Genetic correlation-guided mega-analysis of DO mice provides mechanistic insight and candidate genes for age-related pathologies
Genetic correlation-guided mega-analysis of DO mice provides mechanistic insight and candidate genes for age-related pathologies
Mullis, M. N.; Lefebvre, A. E. Y. T.-S.; Sivasubramanian, K.; Luo, A.; Schmid, F.; Sooknah, M.; Wright, K. M.; Raj, A.; Zavala-Solorio, J.; Zhang, C.; Riegler, J.; Gillich, A.; Ruby, J. G.

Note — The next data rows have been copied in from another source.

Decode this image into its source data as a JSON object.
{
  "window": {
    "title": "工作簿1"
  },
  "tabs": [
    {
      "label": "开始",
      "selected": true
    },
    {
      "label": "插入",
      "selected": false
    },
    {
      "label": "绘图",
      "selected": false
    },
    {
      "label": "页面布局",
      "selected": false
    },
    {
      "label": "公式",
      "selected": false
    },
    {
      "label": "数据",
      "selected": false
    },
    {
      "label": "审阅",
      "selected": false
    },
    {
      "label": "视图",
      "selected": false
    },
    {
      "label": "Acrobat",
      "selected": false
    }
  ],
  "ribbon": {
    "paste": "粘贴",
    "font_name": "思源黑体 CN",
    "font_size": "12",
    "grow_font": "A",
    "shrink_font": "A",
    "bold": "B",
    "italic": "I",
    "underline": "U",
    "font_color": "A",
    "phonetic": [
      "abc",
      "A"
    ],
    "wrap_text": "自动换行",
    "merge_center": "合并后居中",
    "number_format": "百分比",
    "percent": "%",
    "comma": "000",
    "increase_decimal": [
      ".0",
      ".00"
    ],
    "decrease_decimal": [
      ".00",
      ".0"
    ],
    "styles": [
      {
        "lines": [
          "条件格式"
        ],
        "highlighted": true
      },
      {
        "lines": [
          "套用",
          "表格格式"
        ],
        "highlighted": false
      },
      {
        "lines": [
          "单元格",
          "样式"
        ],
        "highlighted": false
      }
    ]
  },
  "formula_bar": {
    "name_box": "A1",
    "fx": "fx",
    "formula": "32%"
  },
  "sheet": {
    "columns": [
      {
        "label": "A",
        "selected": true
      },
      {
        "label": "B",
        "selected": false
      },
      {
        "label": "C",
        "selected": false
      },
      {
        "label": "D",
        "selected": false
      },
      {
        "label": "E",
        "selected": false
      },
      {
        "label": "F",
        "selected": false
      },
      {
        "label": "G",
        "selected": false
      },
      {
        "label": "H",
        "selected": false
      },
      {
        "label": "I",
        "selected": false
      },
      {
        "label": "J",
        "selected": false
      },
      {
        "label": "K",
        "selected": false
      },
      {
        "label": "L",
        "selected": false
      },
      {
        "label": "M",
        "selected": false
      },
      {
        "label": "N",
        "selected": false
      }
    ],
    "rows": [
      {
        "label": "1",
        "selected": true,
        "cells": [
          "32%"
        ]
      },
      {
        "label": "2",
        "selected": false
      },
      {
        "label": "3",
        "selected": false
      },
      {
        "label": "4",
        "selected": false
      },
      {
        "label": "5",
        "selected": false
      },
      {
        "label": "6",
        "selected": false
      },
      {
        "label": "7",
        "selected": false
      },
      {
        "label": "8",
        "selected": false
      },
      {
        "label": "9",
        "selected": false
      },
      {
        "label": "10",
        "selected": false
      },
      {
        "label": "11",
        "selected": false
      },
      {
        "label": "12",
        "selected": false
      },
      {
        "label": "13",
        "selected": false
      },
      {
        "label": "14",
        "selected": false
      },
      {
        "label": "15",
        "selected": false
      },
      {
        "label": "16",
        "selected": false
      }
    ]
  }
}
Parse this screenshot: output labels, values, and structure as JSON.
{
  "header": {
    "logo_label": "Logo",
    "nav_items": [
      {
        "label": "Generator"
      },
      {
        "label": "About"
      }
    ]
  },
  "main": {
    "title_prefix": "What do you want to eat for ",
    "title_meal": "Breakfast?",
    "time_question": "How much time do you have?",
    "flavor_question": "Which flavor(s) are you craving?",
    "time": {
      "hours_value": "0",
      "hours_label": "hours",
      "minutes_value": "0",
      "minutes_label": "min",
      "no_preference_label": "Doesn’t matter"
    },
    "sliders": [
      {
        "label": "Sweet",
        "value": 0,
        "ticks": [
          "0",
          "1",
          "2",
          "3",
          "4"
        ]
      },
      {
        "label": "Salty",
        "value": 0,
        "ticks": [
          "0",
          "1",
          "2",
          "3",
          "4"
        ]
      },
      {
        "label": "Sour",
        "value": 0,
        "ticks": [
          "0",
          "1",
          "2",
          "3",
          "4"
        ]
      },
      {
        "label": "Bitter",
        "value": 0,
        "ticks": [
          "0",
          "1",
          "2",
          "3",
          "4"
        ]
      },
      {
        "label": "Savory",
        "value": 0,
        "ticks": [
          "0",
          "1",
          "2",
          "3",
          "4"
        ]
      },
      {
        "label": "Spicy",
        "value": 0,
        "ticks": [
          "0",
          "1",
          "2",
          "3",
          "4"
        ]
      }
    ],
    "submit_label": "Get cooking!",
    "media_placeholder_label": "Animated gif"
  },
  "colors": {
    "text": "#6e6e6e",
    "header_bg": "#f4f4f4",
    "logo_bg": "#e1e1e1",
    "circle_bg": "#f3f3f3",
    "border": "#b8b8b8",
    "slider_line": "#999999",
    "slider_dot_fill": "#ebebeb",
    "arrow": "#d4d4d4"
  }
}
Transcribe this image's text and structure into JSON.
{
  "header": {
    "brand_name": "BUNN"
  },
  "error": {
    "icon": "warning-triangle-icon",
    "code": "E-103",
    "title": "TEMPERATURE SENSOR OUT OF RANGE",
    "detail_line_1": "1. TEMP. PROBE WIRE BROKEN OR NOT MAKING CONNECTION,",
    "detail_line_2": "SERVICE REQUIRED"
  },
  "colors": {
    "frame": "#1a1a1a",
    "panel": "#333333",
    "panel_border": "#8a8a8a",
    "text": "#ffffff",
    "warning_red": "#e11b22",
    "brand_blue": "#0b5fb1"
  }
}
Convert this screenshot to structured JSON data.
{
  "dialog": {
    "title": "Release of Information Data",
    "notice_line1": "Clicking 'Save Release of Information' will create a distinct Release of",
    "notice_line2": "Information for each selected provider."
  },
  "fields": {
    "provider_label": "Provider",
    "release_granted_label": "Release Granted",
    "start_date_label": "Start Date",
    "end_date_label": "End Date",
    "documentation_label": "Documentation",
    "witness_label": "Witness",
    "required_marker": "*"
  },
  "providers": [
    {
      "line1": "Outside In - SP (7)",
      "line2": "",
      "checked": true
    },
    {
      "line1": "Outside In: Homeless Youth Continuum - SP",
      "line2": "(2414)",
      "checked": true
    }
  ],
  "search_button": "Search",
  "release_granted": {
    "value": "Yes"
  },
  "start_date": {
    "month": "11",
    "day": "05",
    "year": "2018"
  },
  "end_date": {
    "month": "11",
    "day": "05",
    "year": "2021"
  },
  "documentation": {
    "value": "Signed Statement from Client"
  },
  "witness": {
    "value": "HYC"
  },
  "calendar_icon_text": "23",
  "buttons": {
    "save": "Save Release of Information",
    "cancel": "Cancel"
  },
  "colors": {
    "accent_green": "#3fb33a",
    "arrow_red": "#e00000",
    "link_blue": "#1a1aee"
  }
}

AbstractDiversity Outbred (DO) mice are a powerful model system for mapping complex traits due to their high genetic diversity and mapping resolution. However, while there are extensive tools available for standard genetic analysis in DO mice, fewer techniques have been implemented to facilitate integrated, cross-study analysis. Here, we implement Haseman-Elston regression to estimate genetic correlations among 7,233 phenotypes measured across eleven independent DO mouse studies. We used this network of genetic correlations to cluster phenotypes according to shared genetics, which enhanced the power to detect quantitative trait loci (QTL). This approach empowered the detection of 884 QTL for 383 meta-phenotypes, explaining an average of 40.36% of the total genetic variance per mega-analysis. We leveraged this network for insights into specific areas of biology, including lifespan, frailty, immune composition, histological and functional lung phenotypes, and histological phenotypes of the aorta. We found the genetics of lifespan to share limited correlation with the genetics of frailty but stronger correlation with the genetics of immune cell composition. Additionally, mega-analyses driven by genetic correlations identified candidate genes (e.g. Cdkn2b) associated with degraded extracellular matrix in the aorta. Finally, an ensemble of genetic analyses implicated pulmonary neuroendocrine cell signaling and/or differentiation as a key driver of multiple lung pathophenotypes.